ES: Nicht wirklich. Was uns weitergeholfen hat war der Senatspreis, denn der beinhaltete, dass man eine Unternehmensberatung bekam. Das war sehr gut, weil wir uns nicht mit Unternehmensführung auskannten, sondern einfach nur Kleider gemacht haben. Außerdem hatten wir Glück mit der Presse, da die Idee sehr zeitgemäß war. Aber all die Presse bringt dir trotzdem nicht unbedingt Einkäufer. Mit der Unternehmensberaterin haben wir eineinhalb Jahre gearbeitet und eine zweite, etwas kommerziellere Linie herausgebracht und die erste ein bisschen punktiert. Auch heute schrauben wir noch nach Möglichkeiten. Das ist nicht so leicht, aber es entwickelt sich langsam sehr, sehr gut. Wir haben also keine BWL-Kurse absolviert, sondern Do-It -Yourself vor uns hingearbeitet, aus dem Alltag heraus und aus eigenen Fehlern gelernt.

LO: Also haben Sie aber von der Hochschule keine direkte Unterstützung bekommen?

ES: Wir hatten immer wieder Besuch von unserer Meisterprofessorin. Aber es gab keine Kurse oder regelmäßige Betreuung. Man konnte sich hier und da einen Tipp holen oder Kontakte. Aber vieles hat sich einfach so ergeben und man lernt aus der Situation heraus.

LO: Gibt es etwas, was sie Studierenden modebezogener Studiengänge, die in dem Bereich arbeiten wollen, mitgeben wollen? Ein paar Tipps?

ES: Viele sagen uns, dass es toll ist, wenn man zu zweit arbeitet, weil das gegenseitige Motivation ist. Aber das ist kein Rezept für den Erfolg. Man kann auch alleine etwas auf die Beine stellen. Ganz viel Geduld, extrem langer Atem und finanzielle Absicherung erleichtern das Ganze natürlich. Weil es nämlich sehr, sehr lange dauert, bis man etwas auf die Beine gestellt hat und bis man tatsächlich verkauft. Man macht Kollektionen und kontaktiert die Presse. Man geht auf die Messe – die erste, die zweite, die dritte. Und dann fangen die Kunden erst an zu bestellen, weil sie einen dann ernst nehmen. Bis dahin sind schon zwei Jahre einfach so vergangen. In den zwei Jahren macht man Kollektionen, Fotos und Kataloge. Aber vor allem sollte man an sich glauben, Selbstvertrauen ist sehr wichtig.

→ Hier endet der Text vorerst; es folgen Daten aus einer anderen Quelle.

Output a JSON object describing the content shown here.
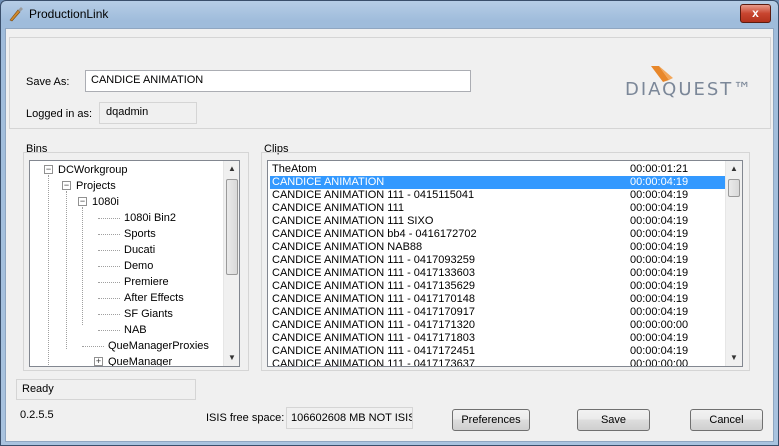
{
  "window": {
    "title": "ProductionLink",
    "close_glyph": "x"
  },
  "header": {
    "save_as_label": "Save As:",
    "save_as_value": "CANDICE ANIMATION",
    "logged_in_label": "Logged in as:",
    "logged_in_user": "dqadmin",
    "logo_text": "DIAQUEST™"
  },
  "bins": {
    "title": "Bins",
    "items": [
      {
        "label": "DCWorkgroup",
        "expander": "−"
      },
      {
        "label": "Projects",
        "expander": "−"
      },
      {
        "label": "1080i",
        "expander": "−"
      },
      {
        "label": "1080i Bin2"
      },
      {
        "label": "Sports"
      },
      {
        "label": "Ducati"
      },
      {
        "label": "Demo"
      },
      {
        "label": "Premiere"
      },
      {
        "label": "After Effects"
      },
      {
        "label": "SF Giants"
      },
      {
        "label": "NAB"
      },
      {
        "label": "QueManagerProxies"
      },
      {
        "label": "QueManager",
        "expander": "+"
      }
    ]
  },
  "clips": {
    "title": "Clips",
    "rows": [
      {
        "name": "TheAtom",
        "duration": "00:00:01:21"
      },
      {
        "name": "CANDICE ANIMATION",
        "duration": "00:00:04:19",
        "selected": true
      },
      {
        "name": "CANDICE ANIMATION 111 -  0415115041",
        "duration": "00:00:04:19"
      },
      {
        "name": "CANDICE ANIMATION 111",
        "duration": "00:00:04:19"
      },
      {
        "name": "CANDICE ANIMATION 111 SIXO",
        "duration": "00:00:04:19"
      },
      {
        "name": "CANDICE ANIMATION bb4 -  0416172702",
        "duration": "00:00:04:19"
      },
      {
        "name": "CANDICE ANIMATION NAB88",
        "duration": "00:00:04:19"
      },
      {
        "name": "CANDICE ANIMATION 111 -  0417093259",
        "duration": "00:00:04:19"
      },
      {
        "name": "CANDICE ANIMATION 111 -  0417133603",
        "duration": "00:00:04:19"
      },
      {
        "name": "CANDICE ANIMATION 111 -  0417135629",
        "duration": "00:00:04:19"
      },
      {
        "name": "CANDICE ANIMATION 111 -  0417170148",
        "duration": "00:00:04:19"
      },
      {
        "name": "CANDICE ANIMATION 111 -  0417170917",
        "duration": "00:00:04:19"
      },
      {
        "name": "CANDICE ANIMATION 111 -  0417171320",
        "duration": "00:00:00:00"
      },
      {
        "name": "CANDICE ANIMATION 111 -  0417171803",
        "duration": "00:00:04:19"
      },
      {
        "name": "CANDICE ANIMATION 111 -  0417172451",
        "duration": "00:00:04:19"
      },
      {
        "name": "CANDICE ANIMATION 111 -  0417173637",
        "duration": "00:00:00:00"
      }
    ]
  },
  "footer": {
    "status": "Ready",
    "version": "0.2.5.5",
    "isis_label": "ISIS free space:",
    "isis_value": "106602608 MB NOT ISIS",
    "preferences_label": "Preferences",
    "save_label": "Save",
    "cancel_label": "Cancel"
  },
  "scroll_glyphs": {
    "up": "▲",
    "down": "▼"
  },
  "colors": {
    "selection": "#3399ff",
    "logo_accent": "#e8872a",
    "logo_text": "#7b8798"
  }
}
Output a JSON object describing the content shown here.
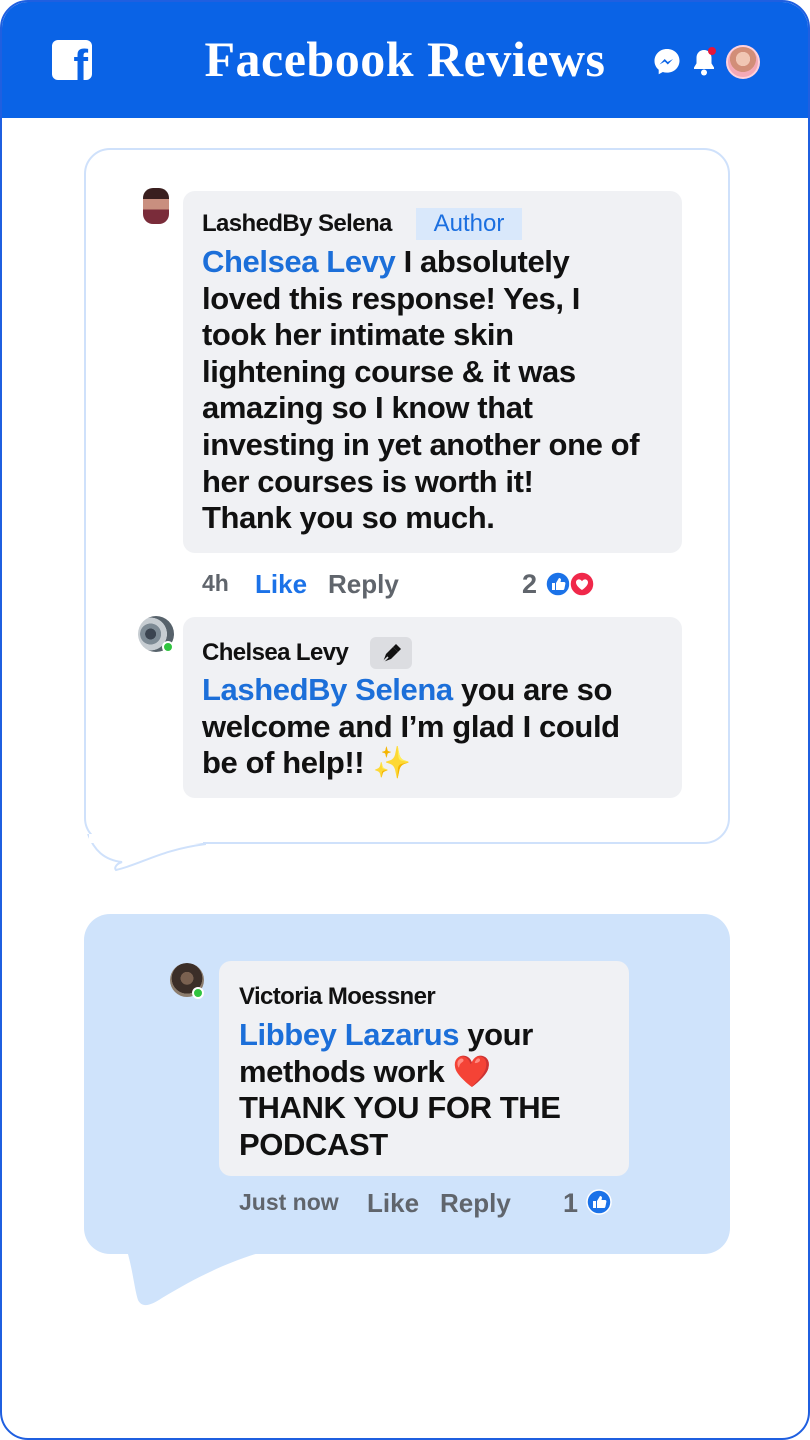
{
  "header": {
    "title": "Facebook Reviews",
    "logo_letter": "f"
  },
  "colors": {
    "brand": "#0a63e6",
    "mention": "#1c6fd9",
    "bubble_bg": "#f0f1f4",
    "card2_bg": "#cfe3fb",
    "like_blue": "#1b72e8",
    "love_red": "#f0284a",
    "online_green": "#31c440"
  },
  "review1": {
    "comment": {
      "author": "LashedBy Selena",
      "badge": "Author",
      "mention": "Chelsea Levy",
      "lines": [
        " I absolutely",
        "loved this response! Yes, I",
        "took her intimate skin",
        "lightening course & it was",
        "amazing so I know that",
        "investing in yet another one of",
        "her courses is worth it!",
        "Thank you so much."
      ],
      "time": "4h",
      "like_label": "Like",
      "reply_label": "Reply",
      "reaction_count": "2",
      "reactions": [
        "like-icon",
        "love-icon"
      ]
    },
    "reply": {
      "author": "Chelsea Levy",
      "badge_icon": "pen-icon",
      "mention": "LashedBy Selena",
      "lines": [
        " you are so",
        "welcome and I’m glad I could",
        "be of help!! ✨"
      ]
    }
  },
  "review2": {
    "comment": {
      "author": "Victoria Moessner",
      "mention": "Libbey Lazarus",
      "lines": [
        " your",
        "methods work ❤️",
        "THANK YOU FOR THE",
        "PODCAST"
      ],
      "time": "Just now",
      "like_label": "Like",
      "reply_label": "Reply",
      "reaction_count": "1",
      "reactions": [
        "like-icon"
      ]
    }
  }
}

Drei Business Tipps von SchmidtTakahashi

  1. Arbeite, wenn möglich im Team.
  2. Hab einen langen Atem!
  3. Vertraue dir selbst und deiner Idee!
  1. Wiederverwertung eines Materials mithilfe von Aufwertung
  2. Deutsch: „Von der Wiege zur Wiege“, Konzept Rohstoffe aus der Natur zu verwenden und sie dann vollständig der Natur wieder zuführen zu können
  3. Methode, um Jeans zu bleichen. Verfahren funktioniert mit Sandstrahlen, häufig entsteht dabei Feinststaub, der Lungenschäden hervorrufen kann.